The power bank’s USB port that is used to recharge our devices operates at a 5V voltage but remember: the power bank’s battery has a voltage of 3.7V.

The power bank internal circuit is responsible for boosting the battery voltage from 3.7V battery until reaching the 5V needed by the USB port.

In addition, this circuit performs other functions such as protection against input and output overvoltage, short circuit, overcurrent, temperature resistance… and it is also responsible for monitoring the cell load, controlling the LED indicators or showing charging status on a LED display…

All these functions have an energy cost that has an impact on the remaining capacity of the power bank to charge the devices.

This “energy cost” will depend on the efficiency of the circuit itself. Some power banks will consume more energy and others less, depending on the quality of the components used in their manufacture.

For this reason, we don’t recommend buying cheap or unknown-brand power banks which, likely use low quality cells and circuits that aren’t very efficient and with dubious safety.

In general, the external batteries in the market have an internal circuit with an energy efficiency of 85% but some brands such as Xiaomi or Anker have an efficiency of over 90% in their models.

However, it should be clear that this efficiency will never reach 100%. It is physically impossible to transfer all the energy from one device to another without losing some energy in the process.

## How can we calculate a power bank real capacity?

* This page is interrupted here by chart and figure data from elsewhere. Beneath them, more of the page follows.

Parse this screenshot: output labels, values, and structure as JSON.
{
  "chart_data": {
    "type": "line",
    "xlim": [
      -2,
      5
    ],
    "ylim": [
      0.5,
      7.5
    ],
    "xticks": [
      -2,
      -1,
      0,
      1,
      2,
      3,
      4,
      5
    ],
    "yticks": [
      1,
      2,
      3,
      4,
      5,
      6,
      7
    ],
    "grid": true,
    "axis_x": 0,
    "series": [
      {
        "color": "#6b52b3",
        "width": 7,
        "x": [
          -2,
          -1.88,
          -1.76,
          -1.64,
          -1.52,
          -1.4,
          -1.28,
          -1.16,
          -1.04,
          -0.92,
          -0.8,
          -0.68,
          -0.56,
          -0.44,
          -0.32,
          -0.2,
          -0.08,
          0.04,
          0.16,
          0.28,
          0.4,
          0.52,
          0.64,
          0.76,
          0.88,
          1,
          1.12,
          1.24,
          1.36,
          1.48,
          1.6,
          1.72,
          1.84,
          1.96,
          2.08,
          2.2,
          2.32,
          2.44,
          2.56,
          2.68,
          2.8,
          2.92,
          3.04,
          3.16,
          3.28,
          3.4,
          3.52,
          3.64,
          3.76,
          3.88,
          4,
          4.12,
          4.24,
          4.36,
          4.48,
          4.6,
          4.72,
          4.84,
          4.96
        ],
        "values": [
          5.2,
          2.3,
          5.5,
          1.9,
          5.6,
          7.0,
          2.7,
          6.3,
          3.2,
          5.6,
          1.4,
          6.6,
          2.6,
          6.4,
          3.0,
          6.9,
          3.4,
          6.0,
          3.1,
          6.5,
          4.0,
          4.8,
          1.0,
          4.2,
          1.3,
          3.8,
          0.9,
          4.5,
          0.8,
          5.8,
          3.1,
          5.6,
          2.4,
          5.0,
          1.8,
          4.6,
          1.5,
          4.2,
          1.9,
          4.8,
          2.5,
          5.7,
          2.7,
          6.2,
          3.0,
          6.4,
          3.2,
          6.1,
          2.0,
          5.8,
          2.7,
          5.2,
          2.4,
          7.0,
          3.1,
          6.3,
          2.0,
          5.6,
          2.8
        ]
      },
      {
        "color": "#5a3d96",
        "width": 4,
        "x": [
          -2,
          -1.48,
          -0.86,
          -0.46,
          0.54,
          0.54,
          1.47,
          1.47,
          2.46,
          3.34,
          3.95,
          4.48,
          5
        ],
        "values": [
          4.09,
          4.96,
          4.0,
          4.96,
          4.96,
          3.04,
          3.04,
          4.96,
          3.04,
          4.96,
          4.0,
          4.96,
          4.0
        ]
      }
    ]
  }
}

Once we are familiar with the main components of a power bank and that it will have better or worse performance depending on its quality, let’s review a procedure to calculate the real capacity of a power bank:

### Energy from the Power Bank

First of all, let’s clarify what’s the difference between capacity and energy:

• Ampere-hour (Ah) is a measure of electric charge that represents a battery’s capacity. Normally, it is measured in milliamperes-hour (mAh).
• Watt-hour (Wh) is a measure of electrical energy. It’s calculated as Wh = Wh= Ah x V.

Continuing the above example, if we use a power bank with a capacity of 10400 mAh, this means that it is formed by 4 lithium ion cells with 2600 mAh each, connected in parallel to a 3,7V voltage.

Therefore, the total energy that this specific power bank can supply would be:

Total energy = 10400 mAh x 3.7V = 38480 mWh

### Voltage Conversion

As we mentioned above, the power banks have the USB port at a 5V voltage. Then the internal circuit must boost the voltage from 3.7V to 5V.

After this conversion, the electric charge available at the output is reduced:

38480 mWh / 5V= 7696 mAh

### Circuit Energy Efficiency

On the other hand, we must keep in mind that the power bank’s internal circuit consumes energy during the voltage conversion process.

Assuming we use a good quality power bank and its internal circuit has a conversion efficiency of 90%, the available capacity would be then:

Actual capacity = 7696 mAh x 0.90 = 6926 mAh

In other words, this 10400 mAh power bank has an output delivery of 6926 mAh, the actual capacity we will have to recharge our smartphone.

### Number of Charges

Therefore, the number of times we could recharge our 2600 mAh smartphone with this power bank would be:

Number of charges = 6926 mAh / 2600 mAh = 2.66 times

Keep in mind that all this procedure is carried out under certain ideal conditions or, in other words: it is assumed that a new power bank is used and the battery is in good condition.

Moreover, we should not use our phone during the charging process as it consumes more energy: open applications in the background, active Bluetooth or Wifi, screen brightness… all these decrease the external battery capacity for future recharges.